Recalling (and Rehearing) Howard Eisenberg

Howard B. Eisenberg

Howard B. Eisenberg, dean of Marquette Law School from 1995 to 2002, died nineteen years ago today. That number may not have independent significance or resonance (unlike, say, 18, in Jewish tradition as I understand it, or 20, for a round number), but we may agree that it is now some time ago. Yet no one will doubt that Howard’s spirit—indeed, legacy—lives on here at the Law School, even in Eckstein Hall, opened more than eight years after his death.

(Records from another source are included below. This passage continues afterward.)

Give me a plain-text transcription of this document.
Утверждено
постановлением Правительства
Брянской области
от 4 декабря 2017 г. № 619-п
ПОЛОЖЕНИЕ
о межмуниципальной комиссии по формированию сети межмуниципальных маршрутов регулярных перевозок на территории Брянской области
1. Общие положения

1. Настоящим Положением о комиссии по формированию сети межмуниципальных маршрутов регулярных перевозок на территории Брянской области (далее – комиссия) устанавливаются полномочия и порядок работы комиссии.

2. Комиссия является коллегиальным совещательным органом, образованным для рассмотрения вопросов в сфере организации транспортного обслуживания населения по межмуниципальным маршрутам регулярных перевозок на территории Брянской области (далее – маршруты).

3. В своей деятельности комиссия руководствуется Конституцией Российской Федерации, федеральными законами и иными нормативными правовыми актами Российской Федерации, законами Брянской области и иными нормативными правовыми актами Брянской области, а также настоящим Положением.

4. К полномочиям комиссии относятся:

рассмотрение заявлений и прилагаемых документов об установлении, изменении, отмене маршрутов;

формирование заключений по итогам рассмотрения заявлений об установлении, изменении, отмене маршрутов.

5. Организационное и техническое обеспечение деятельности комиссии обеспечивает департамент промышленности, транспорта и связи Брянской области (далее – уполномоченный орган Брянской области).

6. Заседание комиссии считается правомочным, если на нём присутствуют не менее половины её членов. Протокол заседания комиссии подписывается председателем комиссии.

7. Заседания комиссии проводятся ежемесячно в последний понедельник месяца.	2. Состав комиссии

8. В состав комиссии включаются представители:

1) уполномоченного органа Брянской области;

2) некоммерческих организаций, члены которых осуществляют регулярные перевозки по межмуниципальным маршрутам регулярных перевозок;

Our Office of Public Service, which we created in 2006 and now house in the Howard B. Eisenberg Suite, has been our most significant institutional effort to ensure his legacy of “doing good,” as Alan Borsuk noted as recently as a week ago, in this Marquette Lawyer article. In light of this evidence surrounding us all, there seems no need to post at length on his yahrzeit. “Si monumentum requiris, circumspice,” one is tempted to say (well, I am, anyway).

Yet I wanted to use this blog to mark the anniversary, pointing anyone interested to two previous posts: one by me, twelve years ago today, whose virtue is that it contains a link to the wonderful 2002 special issue of the Marquette Law Review, remembering Howard in so many different ways (and through so many different eyes); and the other a decade ago, by our longtime colleague, now-retired Professor (and Justice) Janine P. Geske, whose welcome advantage is that it enables you to hear Howard’s very voice on a special topic: “What’s a Nice Jewish Boy Like Me Doing in a Place Like This?”

May his memory be for a blessing.

Joseph D. Kearney

Joseph D. Kearney has served as dean and professor of law at Marquette University Law School since 2003. He joined the faculty in 1997.

This Post Has 3 Comments

  1. Matt Mitten

    Well said, Dean Kearney! Despite Dean Eisenberg’s premature passing several years ago, I continue to be inspired by his timeless exhortation that all of us fortunate to be associated with Marquette Law School should “do well and do good.” Nineteen years ago, we lost a wonderful man who offered me the opportunity to join the Marquette faculty and serve as his associate dean for academic affairs. Although I greatly regret not being able to do the latter (and that he died before the Cubs won the 2016 World Series), it is comforting that his inspiring legacy and spirit continues to exist in our hearts and minds.

  2. Greg Weyandt

    Dean Kearney, thanks for your thoughts on a great Dean who came to Marquette long after I graduated, but found a way to connect and motivate grads from before his time. Howard left a fantastic legacy. Thank you for carrying it forward. Also, thanks for making his talk available though Justice Geske’s article. Howard’s lunch time talk is more important today than when he gave it.

  3. Nick Zales

    I was in law school when I heard that Howard Eisenberg was named Dean. I didn’t know him and being young and full of MULS hubris thought, “couldn’t they have found someone who graduated from MULS?” Well, it was after Christmas and I went to the mall to buy some 50% off calendars. And in comes this guy wearing a Cubs jacket and it was Howard Eisenberg. That was when I knew he was okay.

    After he passed I saw a list of the appeals he had done. It was like 20-pages long. Later, I looked at some of those appeals and they were very complicated. He was truly a gifted appellate lawyer. A great guy too. He took over after I graduated but I am glad to see Joe Kearney keeping his memory alive. That is the MULS spirit of giving and caring.